4.1 Data description and processing
The dataset was collected from the Eye & Ent Hospital of Fudan University consisting of 250 patients. The dataset includes patients' audios and corresponding OSAHS severity and event labels, labeled by three clinical experts. The data acquisition and processing followed these steps: first, we recorded 8 h of sleep audio for each patient at a sampling rate of 8 kHz. Subsequently, the sleep recordings were divided into hourly segments, generating eight-hour audio clips, each containing sleep state and snoring information for its corresponding hour. For each hourly audio clip, a 13-dimensional MFCC feature extraction was applied, which effectively captures audio spectral features. Then, the MFCC features are standardized to have a mean of 0 and a variance of 1, enhancing the stability and effectiveness of the model. The dataset is split into 80% for training and 20% for testing. Table 1 is a depiction of our dataset, including the number of patients in the training and test sets, the number of patients with different types of snoring, the number of males and females, and the age distribution.

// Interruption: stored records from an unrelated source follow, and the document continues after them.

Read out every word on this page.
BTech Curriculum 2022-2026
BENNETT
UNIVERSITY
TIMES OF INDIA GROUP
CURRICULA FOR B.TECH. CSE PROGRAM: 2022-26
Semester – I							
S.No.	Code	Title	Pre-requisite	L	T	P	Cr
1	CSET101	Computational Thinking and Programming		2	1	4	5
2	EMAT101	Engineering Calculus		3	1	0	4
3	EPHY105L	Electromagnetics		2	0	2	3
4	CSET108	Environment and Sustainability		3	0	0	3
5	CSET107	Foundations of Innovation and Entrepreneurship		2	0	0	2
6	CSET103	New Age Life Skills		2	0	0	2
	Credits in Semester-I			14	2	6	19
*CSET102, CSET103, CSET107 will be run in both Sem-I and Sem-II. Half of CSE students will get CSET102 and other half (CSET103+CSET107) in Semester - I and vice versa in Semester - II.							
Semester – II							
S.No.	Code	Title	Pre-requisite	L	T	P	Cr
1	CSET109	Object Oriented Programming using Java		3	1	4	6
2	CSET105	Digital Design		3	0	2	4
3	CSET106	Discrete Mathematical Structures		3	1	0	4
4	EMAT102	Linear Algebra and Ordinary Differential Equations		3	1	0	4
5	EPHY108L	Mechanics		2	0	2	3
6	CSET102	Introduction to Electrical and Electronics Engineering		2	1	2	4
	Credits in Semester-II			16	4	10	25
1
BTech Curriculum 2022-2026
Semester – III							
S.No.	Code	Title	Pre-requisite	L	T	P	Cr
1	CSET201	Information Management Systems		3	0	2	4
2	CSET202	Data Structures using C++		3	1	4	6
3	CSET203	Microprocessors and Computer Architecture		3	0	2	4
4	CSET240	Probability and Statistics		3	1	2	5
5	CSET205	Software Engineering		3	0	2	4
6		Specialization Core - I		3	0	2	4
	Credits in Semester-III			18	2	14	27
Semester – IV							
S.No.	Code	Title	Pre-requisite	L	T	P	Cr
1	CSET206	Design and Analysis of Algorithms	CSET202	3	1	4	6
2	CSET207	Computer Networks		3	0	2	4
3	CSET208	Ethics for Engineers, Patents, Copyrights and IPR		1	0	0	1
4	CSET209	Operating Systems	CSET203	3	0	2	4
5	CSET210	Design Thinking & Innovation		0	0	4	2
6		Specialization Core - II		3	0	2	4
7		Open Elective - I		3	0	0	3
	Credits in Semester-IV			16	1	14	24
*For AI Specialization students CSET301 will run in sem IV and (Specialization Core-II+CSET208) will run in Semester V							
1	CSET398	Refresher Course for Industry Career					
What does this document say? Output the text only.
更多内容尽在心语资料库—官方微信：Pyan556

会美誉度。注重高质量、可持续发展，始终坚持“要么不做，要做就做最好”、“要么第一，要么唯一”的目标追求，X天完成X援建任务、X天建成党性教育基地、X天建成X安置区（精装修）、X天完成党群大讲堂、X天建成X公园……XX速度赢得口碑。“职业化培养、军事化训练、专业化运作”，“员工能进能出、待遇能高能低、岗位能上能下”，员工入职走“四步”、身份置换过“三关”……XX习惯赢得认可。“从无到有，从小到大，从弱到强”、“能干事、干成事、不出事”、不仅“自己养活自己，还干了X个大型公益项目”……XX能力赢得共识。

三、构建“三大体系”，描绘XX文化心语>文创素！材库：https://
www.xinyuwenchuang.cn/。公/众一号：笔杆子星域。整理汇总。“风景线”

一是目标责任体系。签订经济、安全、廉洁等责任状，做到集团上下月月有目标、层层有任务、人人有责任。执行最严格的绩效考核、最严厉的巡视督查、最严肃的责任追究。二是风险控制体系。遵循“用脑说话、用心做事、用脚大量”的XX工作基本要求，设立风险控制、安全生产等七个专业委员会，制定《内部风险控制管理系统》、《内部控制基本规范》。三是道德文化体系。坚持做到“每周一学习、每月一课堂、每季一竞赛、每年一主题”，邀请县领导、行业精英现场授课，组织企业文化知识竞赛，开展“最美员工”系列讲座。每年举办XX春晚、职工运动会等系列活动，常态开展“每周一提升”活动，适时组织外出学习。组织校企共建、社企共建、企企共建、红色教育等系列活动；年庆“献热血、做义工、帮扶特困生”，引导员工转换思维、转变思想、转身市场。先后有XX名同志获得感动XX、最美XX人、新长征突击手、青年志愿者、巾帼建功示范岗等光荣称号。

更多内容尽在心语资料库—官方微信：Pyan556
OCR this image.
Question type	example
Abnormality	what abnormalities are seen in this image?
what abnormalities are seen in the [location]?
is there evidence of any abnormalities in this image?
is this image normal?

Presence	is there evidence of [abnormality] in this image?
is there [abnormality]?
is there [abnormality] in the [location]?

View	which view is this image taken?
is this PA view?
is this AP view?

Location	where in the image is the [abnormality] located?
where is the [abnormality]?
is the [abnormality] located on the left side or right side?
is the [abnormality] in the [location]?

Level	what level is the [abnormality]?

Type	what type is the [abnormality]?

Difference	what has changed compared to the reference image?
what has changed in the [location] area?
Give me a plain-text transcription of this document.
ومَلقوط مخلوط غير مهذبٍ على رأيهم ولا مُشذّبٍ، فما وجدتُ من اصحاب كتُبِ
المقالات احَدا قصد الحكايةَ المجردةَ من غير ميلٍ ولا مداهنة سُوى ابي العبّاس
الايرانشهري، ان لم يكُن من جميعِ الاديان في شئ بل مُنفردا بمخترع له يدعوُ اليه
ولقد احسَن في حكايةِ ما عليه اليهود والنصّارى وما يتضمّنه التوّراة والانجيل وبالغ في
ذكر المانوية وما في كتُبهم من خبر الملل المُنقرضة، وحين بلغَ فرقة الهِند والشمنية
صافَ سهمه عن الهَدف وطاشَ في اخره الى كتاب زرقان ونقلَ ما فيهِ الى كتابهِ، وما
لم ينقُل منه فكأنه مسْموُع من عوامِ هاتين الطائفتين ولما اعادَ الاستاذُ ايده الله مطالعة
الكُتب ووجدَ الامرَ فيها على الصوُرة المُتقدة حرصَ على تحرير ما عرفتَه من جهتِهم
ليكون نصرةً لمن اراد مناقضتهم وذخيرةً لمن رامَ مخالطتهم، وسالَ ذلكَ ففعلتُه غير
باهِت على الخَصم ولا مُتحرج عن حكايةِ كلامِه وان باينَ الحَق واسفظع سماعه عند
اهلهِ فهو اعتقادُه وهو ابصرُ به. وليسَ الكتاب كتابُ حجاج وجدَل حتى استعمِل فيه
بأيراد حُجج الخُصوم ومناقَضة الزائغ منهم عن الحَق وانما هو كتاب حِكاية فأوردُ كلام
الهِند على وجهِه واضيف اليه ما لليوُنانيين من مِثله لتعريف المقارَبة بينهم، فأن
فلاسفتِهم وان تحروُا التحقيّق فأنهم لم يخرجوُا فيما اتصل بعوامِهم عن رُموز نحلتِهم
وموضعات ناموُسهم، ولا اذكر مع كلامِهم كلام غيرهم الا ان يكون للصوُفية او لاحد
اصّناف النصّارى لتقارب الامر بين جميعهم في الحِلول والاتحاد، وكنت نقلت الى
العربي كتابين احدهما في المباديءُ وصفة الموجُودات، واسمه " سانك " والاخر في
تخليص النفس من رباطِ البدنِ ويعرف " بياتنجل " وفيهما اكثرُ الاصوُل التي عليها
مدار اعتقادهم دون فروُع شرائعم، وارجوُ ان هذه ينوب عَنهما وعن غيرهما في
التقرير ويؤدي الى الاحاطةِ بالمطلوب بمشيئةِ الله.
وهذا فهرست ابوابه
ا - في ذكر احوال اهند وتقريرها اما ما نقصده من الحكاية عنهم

To obtain event labels, the sleep apnea events and their durations were annotated in the respective text based on the patient's overnight sleep pattern. Event determination relied on whether the event duration exceeded 30 s, thus deciding the presence of a sleep apnea event per minute. Combining each patient's MFCC values with their corresponding event labels resulted in a 480-dimensional dataset. This dataset was further combined with the previously acquired semantic information, creating a comprehensive dataset containing semantic information, MFCC features, and event labels for training and testing experiments.
4.2 Hyper-parameters settings and model evaluation
During training, the model's hyperparameters (such as learning rate, number of trees, maximum depth, etc.) are adjusted to optimize the model's performance. Table 2 shows our hyperparameter settings. We utilized cross-validation to choose the best combination of hyperparameters and avoid overfitting.
4.3 Main results
4.3.1 Performance in identifying sleep apnea events
We selected 50 patients as the test set and divided them into 10 groups, with each group containing five patients, conducting a total of 10 experiments. Through training the dataset with the XGBoost model, using MFCC values as features, we predicted the occurrence and type of sleep apnea events per minute and compared them with the ground-truth sleep apnea events, thus assessing the predictive performance of the model. The results presented in Table 3 showed that our model achieved superior performance in identifying sleep apnea events, with an average accuracy of 77.6%, and an average AUC of 0.709.
In addition, we have further evaluated our proposed model using a confusion matrix (Figure 2). A confusion matrix is a fundamental tool for assessing the performance of a binary classification model. TP represents the cases where our model correctly identified positive instances, meaning it accurately detected the condition we were interested in, such as a medical condition or an event. TN stands for the cases where the model correctly recognized negative instances, indicating that it correctly ruled out the presence of the condition or event. In our study, we analyzed 23,370 samples, These samples originate from audio snippets of participants' entire night's sleep, each audio sample representing whether an apnea event occurred. Following the preprocessing of these audios, the total number of samples amounted to 23,370. The essential characteristic of these samples is the MFCC per minute. Label 0 represents a normal sleep event, while 1 indicates the occurrence of an apnea event. And the confusion matrix revealed 12,869 TP cases and 4,643 TN cases. These results demonstrate the model's efficacy in accurately discerning the presence of sleep apnea events. The abundance of TP cases underscores its accuracy in identifying positive instances, while the significant TN count signifies its proficiency in correctly excluding negative instances.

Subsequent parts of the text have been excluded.